Is it because Gorsuch believes racial segregation was worse? If so, that should not be a factor: Suffering is not a contest, where only those who suffer the most get to argue their case before the courts.

It certainly does not appear that Gorsuch believes courts should refuse to hear cases like this – only that they should decide cases the way he wants. There is no indication I know of that he condemned the Supreme Court for addressing the merits of the 1980s case in Bowers v. Hardwick, when the justices upheld punitive laws criminalizing sex between people of the same sex. But apparently it was wrong for same-sex couples to turn to the courts again years later and eventually have that case reversed in Lawrence v. Texas.

So Judge Gorsuch apparently believes it is legitimate for some people who feel their constitutional rights have been violated by the political process to ask a court to address their claims.
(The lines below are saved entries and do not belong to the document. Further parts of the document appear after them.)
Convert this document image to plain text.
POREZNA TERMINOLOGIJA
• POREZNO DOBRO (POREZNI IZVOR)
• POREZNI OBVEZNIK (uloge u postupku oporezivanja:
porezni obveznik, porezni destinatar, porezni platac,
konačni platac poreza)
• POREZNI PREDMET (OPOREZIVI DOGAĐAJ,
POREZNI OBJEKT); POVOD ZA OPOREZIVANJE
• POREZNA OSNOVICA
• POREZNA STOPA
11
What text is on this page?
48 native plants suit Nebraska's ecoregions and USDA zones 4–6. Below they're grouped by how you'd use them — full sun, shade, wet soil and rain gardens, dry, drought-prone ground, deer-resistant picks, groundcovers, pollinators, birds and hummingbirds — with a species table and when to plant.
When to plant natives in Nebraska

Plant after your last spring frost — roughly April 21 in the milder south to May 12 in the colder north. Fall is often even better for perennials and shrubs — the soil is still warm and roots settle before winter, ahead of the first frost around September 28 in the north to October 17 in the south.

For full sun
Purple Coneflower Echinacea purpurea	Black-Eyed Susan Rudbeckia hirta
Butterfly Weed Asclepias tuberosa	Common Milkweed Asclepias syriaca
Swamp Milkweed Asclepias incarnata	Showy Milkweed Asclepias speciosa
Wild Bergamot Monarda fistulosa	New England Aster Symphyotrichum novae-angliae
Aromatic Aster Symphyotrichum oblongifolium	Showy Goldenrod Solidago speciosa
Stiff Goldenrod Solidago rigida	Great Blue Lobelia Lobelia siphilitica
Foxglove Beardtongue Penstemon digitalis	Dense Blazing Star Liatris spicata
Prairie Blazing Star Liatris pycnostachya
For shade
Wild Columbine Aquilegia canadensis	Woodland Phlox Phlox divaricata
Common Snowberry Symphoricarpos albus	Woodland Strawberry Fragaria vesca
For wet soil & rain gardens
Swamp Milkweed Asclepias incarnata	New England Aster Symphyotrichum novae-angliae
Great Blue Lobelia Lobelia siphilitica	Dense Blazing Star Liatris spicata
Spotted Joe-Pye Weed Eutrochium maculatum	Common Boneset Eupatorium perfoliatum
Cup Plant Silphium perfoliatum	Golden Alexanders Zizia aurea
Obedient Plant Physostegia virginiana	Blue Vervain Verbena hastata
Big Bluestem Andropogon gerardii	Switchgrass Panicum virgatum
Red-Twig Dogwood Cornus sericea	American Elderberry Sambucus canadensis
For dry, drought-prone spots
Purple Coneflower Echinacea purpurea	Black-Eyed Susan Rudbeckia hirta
But when those people are LGBTQ, or believers in church-state separation, or are otherwise what he dismisses as “liberal,” Gorsuch believes it is illegitimate for them to seek justice from the courts.

But in the American constitutional system, that’s what courts are supposed to do: The whole purpose of having judges is so they can analyze cases brought to them and make the decisions they believe are legally correct.

Gorsuch, like much of the Religious Right, seems to disagree. In his article, he was doing more than disagreeing with judicial decisions: he was criticizing the parties who turned to the courts in the first place, leading to those decisions. He was criticizing certain groups for daring to turn to our nation’s courts to vindicate their constitutional and other legal rights.

This is not a man who should be confirmed as a Supreme Court justice.